The FBOs have to comply with various regulations notified under the FSS Act, 2006, said an official
The FSSAI decided that its organic logo (Jaivik Bharat) has to be used from 1 April 2019
NEW DELHI :
The government is all set to tighten the noose around manufacturers of organic food products. The Food Safety and Standards Authority of India (FSSAI), the food regulator of the country, last week wrote to all food safety commissioners, authorised officers and its central designated officers to ensure that food business operators (FBOs), involved in the organic food business, should adhere to the regulations pertaining to organic food.
“The FBOs are required to ensure compliance of their products with all provisions of Food Safety and Standards (Organic Foods) Regulations, 2017. FBOs will also have to comply with various regulations notified under the FSS Act, 2006," said Pawan Kumar Agarwal, chief executive officer, FSSAI.
The FSSAI decided that its organic logo (Jaivik Bharat) has to be used from 1 April 2019. This was based on representations by stakeholders and a review of the preparedness of the implementation of regulations concerning organic food.
“Retailers dealing with organic foods may also be required to get their licences endorsed during the renewal process. We are also monitoring the sale of organic foods on retail web portals," said Agarwal.
Mint had on 14 January 2019 reported how fake organic food products have entered the market and how people were ready to pay high prices for food that was ‘deemed’ healthy and safe without any guarantee of them being organic.
The 2017 regulations on safety and standards of organic foods recognize two systems of certification—the Participatory Guarantee System (PGS), implemented by the ministry of agriculture and farmers’ welfare and the National Programme for Organic Production (NPOP), implemented by the ministry of commerce and industry. The regulations state the labelling on the package of organic food should convey full and accurate information on the organic status of the product. Such products may carry a certification or government quality assurance mark.

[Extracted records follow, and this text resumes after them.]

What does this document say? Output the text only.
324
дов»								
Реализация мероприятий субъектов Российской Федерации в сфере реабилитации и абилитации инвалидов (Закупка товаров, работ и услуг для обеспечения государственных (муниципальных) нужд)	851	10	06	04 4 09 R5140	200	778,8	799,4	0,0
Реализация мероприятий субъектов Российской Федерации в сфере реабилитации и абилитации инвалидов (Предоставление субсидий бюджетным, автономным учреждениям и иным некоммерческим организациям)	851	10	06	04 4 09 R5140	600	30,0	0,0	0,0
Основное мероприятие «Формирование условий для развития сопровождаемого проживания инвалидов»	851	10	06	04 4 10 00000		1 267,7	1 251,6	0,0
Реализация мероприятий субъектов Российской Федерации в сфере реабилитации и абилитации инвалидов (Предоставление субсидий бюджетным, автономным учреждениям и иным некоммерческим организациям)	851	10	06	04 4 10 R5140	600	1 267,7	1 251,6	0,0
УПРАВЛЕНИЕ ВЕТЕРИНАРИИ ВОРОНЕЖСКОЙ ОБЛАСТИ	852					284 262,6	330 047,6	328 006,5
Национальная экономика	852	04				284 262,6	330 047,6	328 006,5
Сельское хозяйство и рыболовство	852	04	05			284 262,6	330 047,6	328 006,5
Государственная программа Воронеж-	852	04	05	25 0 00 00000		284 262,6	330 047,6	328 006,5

Industry experts said that better surveillance and monitoring can help ensure the authenticity of organic foods.
A 2018 report of the Associated Chambers of Commerce and Industry of India, a trade association, estimates the Indian organic foods market at ₹40,000 million, a figure that is likely to increase to ₹100,000-120,000 million by 2020, similar increase in exports. The highest growth is observed in the organic food segment, followed by textile, beauty and personal care.